La Russie, de par l'immensité de son territoire, possède d'énormes ressources en matières premières.

Son industrie est loin d'être négligeable et elle maîtrise la plupart des technologies. De plus, les pays européens sont probablement les plus dépendants des importations des produits énergétiques de la Russie. Les propos de Bruno Lemaire, ministre français de l'économie, disant que ces sanctions allaient « mettre la Russie à genoux » m'ont laissé dubitatif. Je crois plutôt que ces sanctions vont agir comme un aiguillon auprès du peuple russe et on peut s'attendre à ce que leur effet, non seulement reste minime, mais soit un puissant agent de développement dans les secteurs que  la Russie, par manque de nécessité, avait laissé plus ou moins de coté, ses besoins étant jusqu'alors assurés par les échanges internationaux.

On peut s'attendre à ce que la Russie réagisse de façon à assurer son autonomie dans les domaines qu'elle juge critique, mais également qu'elle développe ses échanges commerciaux et qu'elle en fasse un argument auprès des pays « pauvres » auxquels elle pourrait consentir des rabais importants dans les domaines où ses marges sont conséquentes.

Il faut se souvenir du printemps 2020 où les cours du pétrole s'étaient effondrés par manque de demande en raison de l'épidémie. La Russie avait refusé de réduire sa production car les sanctions qu'elle avait subie depuis 2014 avait considérément dévalué le rouble, et qu'elle continuait à gagner de l'argent, contrairement à tous les autres, avec un baril de pétrole à 25 dollars.

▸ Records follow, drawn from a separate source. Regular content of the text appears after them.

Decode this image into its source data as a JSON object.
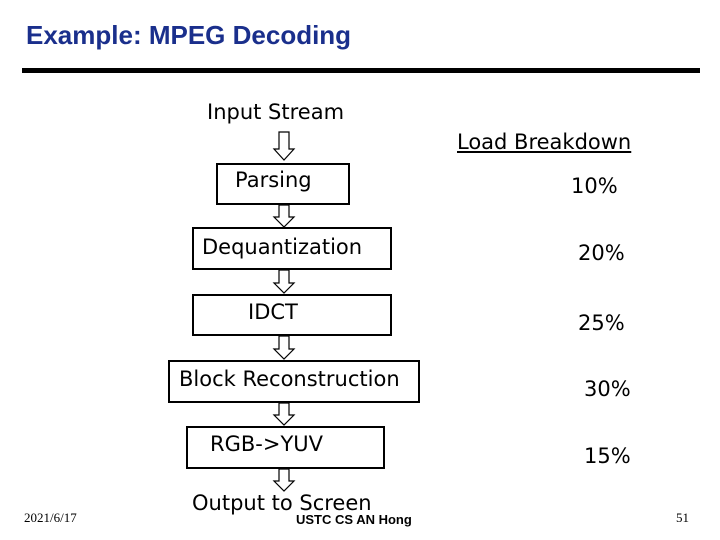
{
  "title": "Example: MPEG Decoding",
  "diagram": {
    "input": "Input Stream",
    "output": "Output to Screen",
    "breakdown_header": "Load Breakdown",
    "stages": [
      {
        "label": "Parsing",
        "load": "10%"
      },
      {
        "label": "Dequantization",
        "load": "20%"
      },
      {
        "label": "IDCT",
        "load": "25%"
      },
      {
        "label": "Block Reconstruction",
        "load": "30%"
      },
      {
        "label": "RGB->YUV",
        "load": "15%"
      }
    ]
  },
  "footer": {
    "date": "2021/6/17",
    "author": "USTC CS AN Hong",
    "page": "51"
  }
}
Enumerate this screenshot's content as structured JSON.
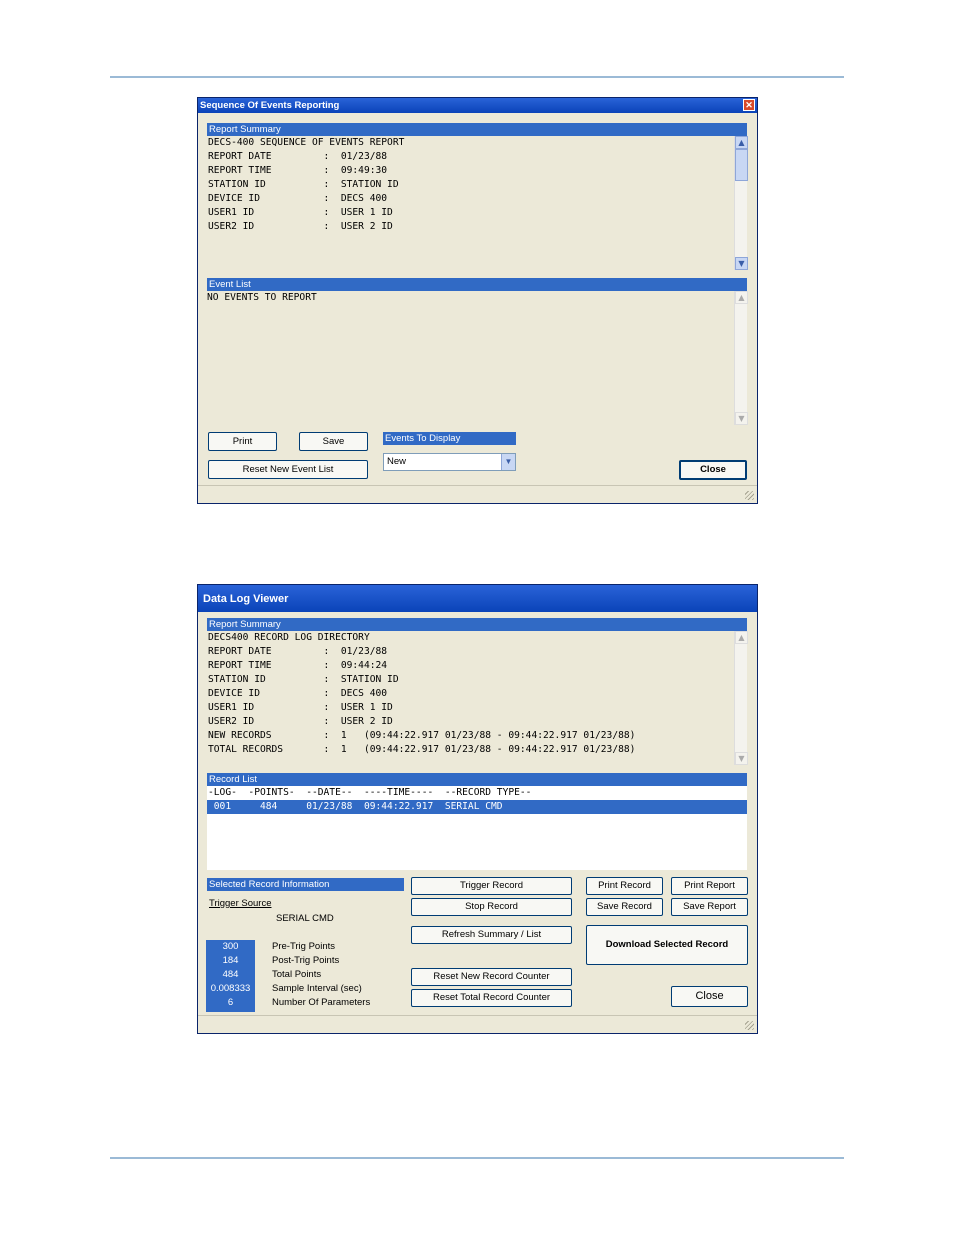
{
  "soe": {
    "title": "Sequence Of Events Reporting",
    "summary_header": "Report Summary",
    "summary_lines": [
      "DECS-400 SEQUENCE OF EVENTS REPORT",
      "REPORT DATE         :  01/23/88",
      "REPORT TIME         :  09:49:30",
      "STATION ID          :  STATION ID",
      "DEVICE ID           :  DECS 400",
      "USER1 ID            :  USER 1 ID",
      "USER2 ID            :  USER 2 ID"
    ],
    "event_list_header": "Event List",
    "event_list_text": "NO EVENTS TO REPORT",
    "print_label": "Print",
    "save_label": "Save",
    "reset_label": "Reset New Event List",
    "events_to_display_header": "Events To Display",
    "events_to_display_value": "New",
    "close_label": "Close"
  },
  "dlv": {
    "title": "Data Log Viewer",
    "summary_header": "Report Summary",
    "summary_lines": [
      "DECS400 RECORD LOG DIRECTORY",
      "REPORT DATE         :  01/23/88",
      "REPORT TIME         :  09:44:24",
      "STATION ID          :  STATION ID",
      "DEVICE ID           :  DECS 400",
      "USER1 ID            :  USER 1 ID",
      "USER2 ID            :  USER 2 ID",
      "NEW RECORDS         :  1   (09:44:22.917 01/23/88 - 09:44:22.917 01/23/88)",
      "TOTAL RECORDS       :  1   (09:44:22.917 01/23/88 - 09:44:22.917 01/23/88)"
    ],
    "record_list_header": "Record List",
    "record_columns": "-LOG-  -POINTS-  --DATE--  ----TIME----  --RECORD TYPE--",
    "record_row": " 001     484     01/23/88  09:44:22.917  SERIAL CMD",
    "selected_info_header": "Selected Record Information",
    "trigger_source_label": "Trigger Source",
    "trigger_source_value": "SERIAL CMD",
    "values": [
      {
        "value": "300",
        "label": "Pre-Trig Points"
      },
      {
        "value": "184",
        "label": "Post-Trig Points"
      },
      {
        "value": "484",
        "label": "Total Points"
      },
      {
        "value": "0.008333",
        "label": "Sample Interval (sec)"
      },
      {
        "value": "6",
        "label": "Number Of Parameters"
      }
    ],
    "trigger_record_label": "Trigger Record",
    "stop_record_label": "Stop Record",
    "refresh_label": "Refresh Summary / List",
    "reset_new_label": "Reset New Record Counter",
    "reset_total_label": "Reset Total Record Counter",
    "print_record_label": "Print Record",
    "print_report_label": "Print Report",
    "save_record_label": "Save Record",
    "save_report_label": "Save Report",
    "download_label": "Download Selected Record",
    "close_label": "Close"
  }
}
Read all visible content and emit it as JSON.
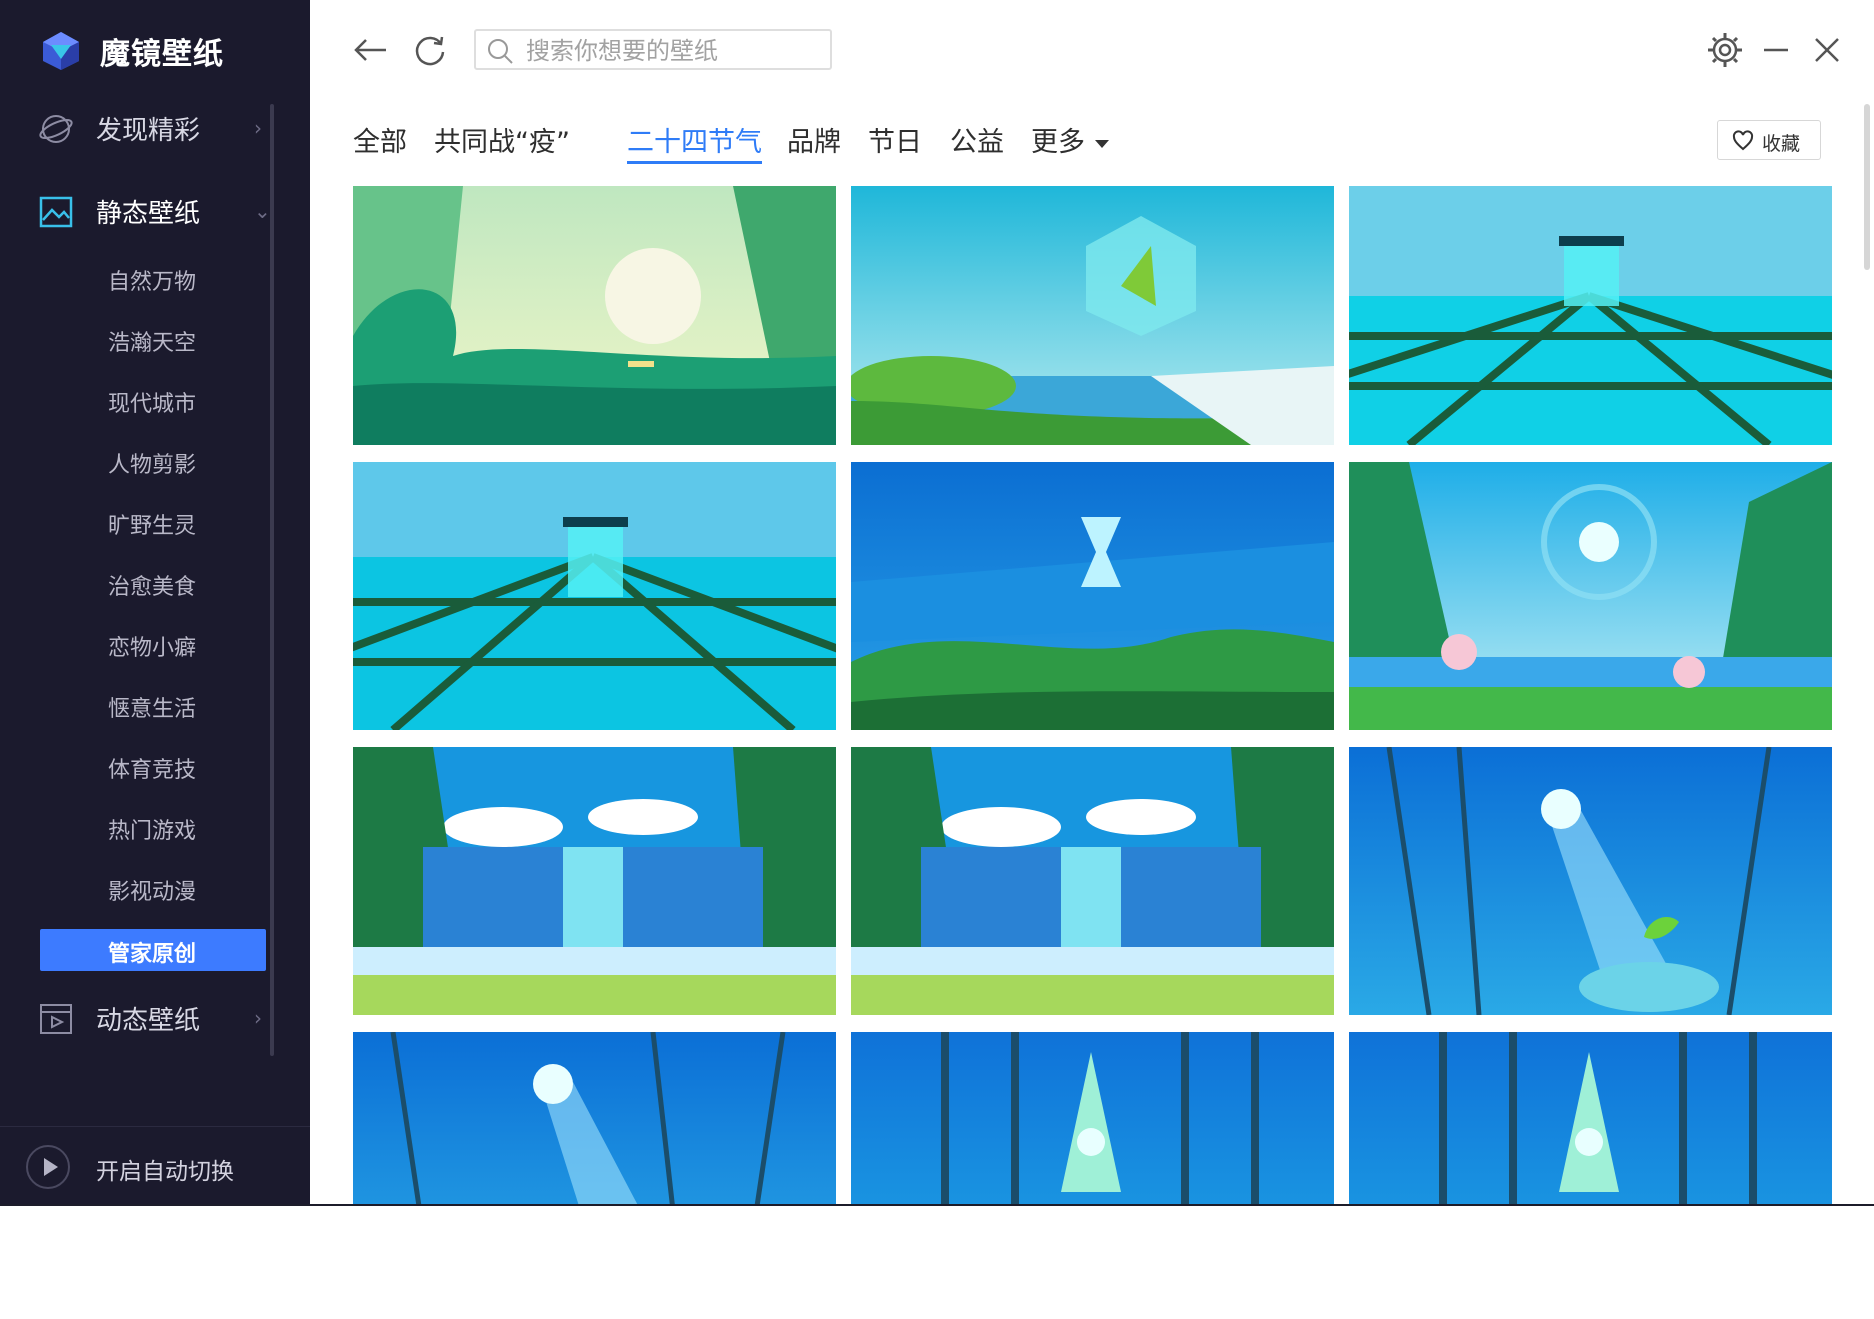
{
  "app": {
    "name": "魔镜壁纸"
  },
  "sidebar": {
    "nav": [
      {
        "label": "发现精彩",
        "icon": "planet-icon"
      },
      {
        "label": "静态壁纸",
        "icon": "image-frame-icon"
      },
      {
        "label": "动态壁纸",
        "icon": "video-frame-icon"
      }
    ],
    "subitems": [
      "自然万物",
      "浩瀚天空",
      "现代城市",
      "人物剪影",
      "旷野生灵",
      "治愈美食",
      "恋物小癖",
      "惬意生活",
      "体育竞技",
      "热门游戏",
      "影视动漫"
    ],
    "active_subitem": "管家原创",
    "auto_switch_label": "开启自动切换"
  },
  "search": {
    "placeholder": "搜索你想要的壁纸"
  },
  "categories": {
    "tabs": [
      "全部",
      "共同战“疫”",
      "二十四节气",
      "品牌",
      "节日",
      "公益",
      "更多"
    ],
    "active": "二十四节气"
  },
  "favorite_label": "收藏",
  "thumbnails": [
    {
      "scene": "wave-surfer"
    },
    {
      "scene": "crystal-cube-lake"
    },
    {
      "scene": "grid-field-cube"
    },
    {
      "scene": "grid-field-cube"
    },
    {
      "scene": "hourglass-lake"
    },
    {
      "scene": "windmill-bay"
    },
    {
      "scene": "waterfall-valley"
    },
    {
      "scene": "waterfall-valley"
    },
    {
      "scene": "forest-sprout"
    },
    {
      "scene": "forest-beam"
    },
    {
      "scene": "bamboo-tree"
    },
    {
      "scene": "bamboo-tree"
    }
  ],
  "colors": {
    "sidebar_bg": "#1b1a2d",
    "accent": "#2f7cf7",
    "active_item": "#3d7bff"
  }
}
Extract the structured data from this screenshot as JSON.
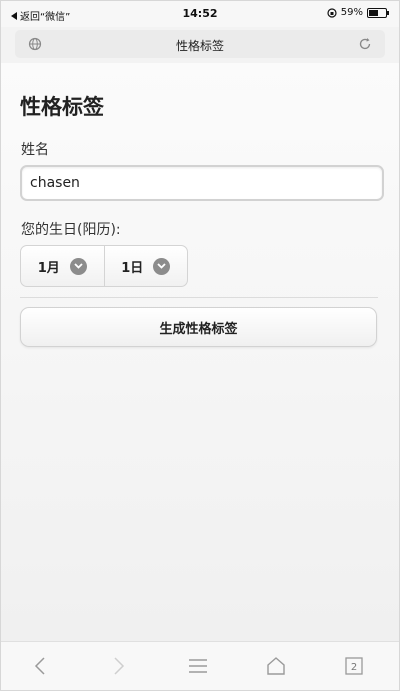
{
  "status_bar": {
    "back_label": "返回“微信”",
    "time": "14:52",
    "battery_text": "59%",
    "battery_level": 0.59
  },
  "address_bar": {
    "title": "性格标签"
  },
  "form": {
    "title": "性格标签",
    "name_label": "姓名",
    "name_value": "chasen",
    "birthday_label": "您的生日(阳历):",
    "month_value": "1月",
    "day_value": "1日",
    "submit_label": "生成性格标签"
  },
  "toolbar": {
    "tabs_count": "2"
  },
  "icons": {
    "status_back": "back-triangle-icon",
    "status_lock": "rotation-lock-icon",
    "status_battery": "battery-icon",
    "address_left": "globe-icon",
    "address_right": "reload-icon",
    "select_chevron": "chevron-down-icon",
    "toolbar_back": "chevron-left-icon",
    "toolbar_forward": "chevron-right-icon",
    "toolbar_menu": "menu-icon",
    "toolbar_home": "home-icon",
    "toolbar_tabs": "tabs-icon"
  },
  "colors": {
    "page_bg": "#f3f3f3",
    "chevron_bg": "#8c8c8c",
    "border": "#d2d2d2"
  }
}
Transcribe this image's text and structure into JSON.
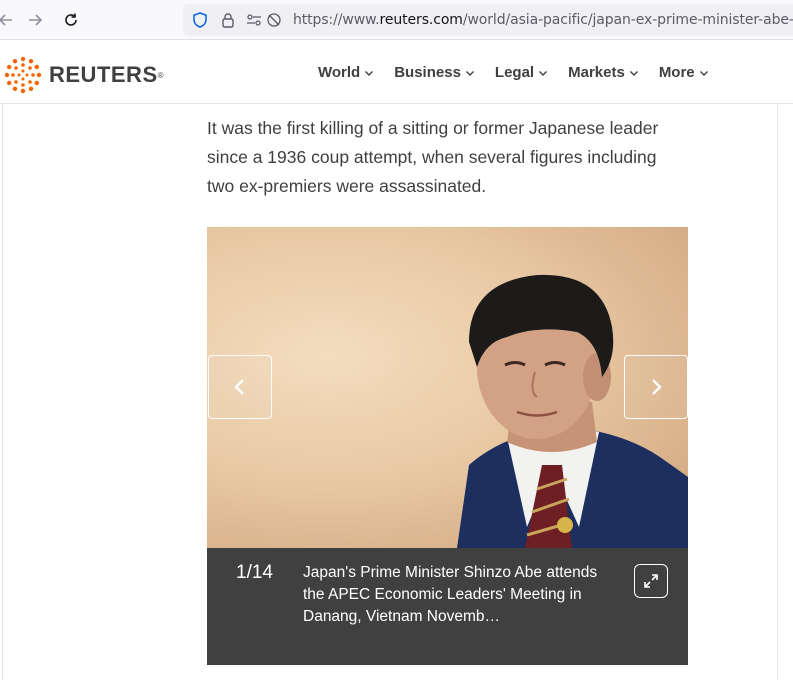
{
  "browser": {
    "url_prefix": "https://www.",
    "url_host": "reuters.com",
    "url_path": "/world/asia-pacific/japan-ex-prime-minister-abe-may-",
    "icons": [
      "back-icon",
      "forward-icon",
      "reload-icon",
      "shield-icon",
      "lock-icon",
      "permissions-icon",
      "tracking-off-icon"
    ]
  },
  "header": {
    "logo_text": "REUTERS",
    "logo_mark": "®",
    "nav": [
      {
        "label": "World"
      },
      {
        "label": "Business"
      },
      {
        "label": "Legal"
      },
      {
        "label": "Markets"
      },
      {
        "label": "More"
      }
    ]
  },
  "article": {
    "paragraph": "It was the first killing of a sitting or former Japanese leader since a 1936 coup attempt, when several figures including two ex-premiers were assassinated."
  },
  "gallery": {
    "counter": "1/14",
    "caption": "Japan's Prime Minister Shinzo Abe attends the APEC Economic Leaders' Meeting in Danang, Vietnam Novemb…",
    "icons": [
      "chevron-left-icon",
      "chevron-right-icon",
      "expand-icon"
    ]
  },
  "colors": {
    "brand_orange": "#fa6400",
    "text": "#404040",
    "caption_bg": "#404040"
  }
}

D'autant plus que le développement de ces échanges commerciaux vont rapidement affecter le dollar. Cette monnaie, domestique pour les Américains, à un besoin impératif de garder son monopole en tant que monnaie de réserve internationale. C'est ce qui lui permet d'éponger le gigantesque déficit des Etats-Unis. Or, ce monopole risque d'être rapidement remis en question.


C'est l'Europe qui risque d'être la grande perdante.

Monsieur Lemaire nous tient des propos rassurants quant à la situation de notre économie. Est-elle bien réaliste ? Les Français commencent à avoir des sérieux doutes. Rien ne semble pouvoir arrêter la montée du prix du carburant et de nombreux autres produits. La décision de L'Union Européenne de renoncer au pétrole et au gaz russe est-elle justifiée ? On peut comprendre l'aide humanitaire destinée aux Ukrainiens, mais est-ce nécessaire de se plier aux « oukazes » américains et mettre ainsi en danger notre propre économie, voire notre sécurité, en s'engageant dans un conflit qui n'est pas le nôtre ?

Comme le disait de Gaulle :« Il n'est pas de politique qui vaille, si elle n'est ancrée dans la réalité ! »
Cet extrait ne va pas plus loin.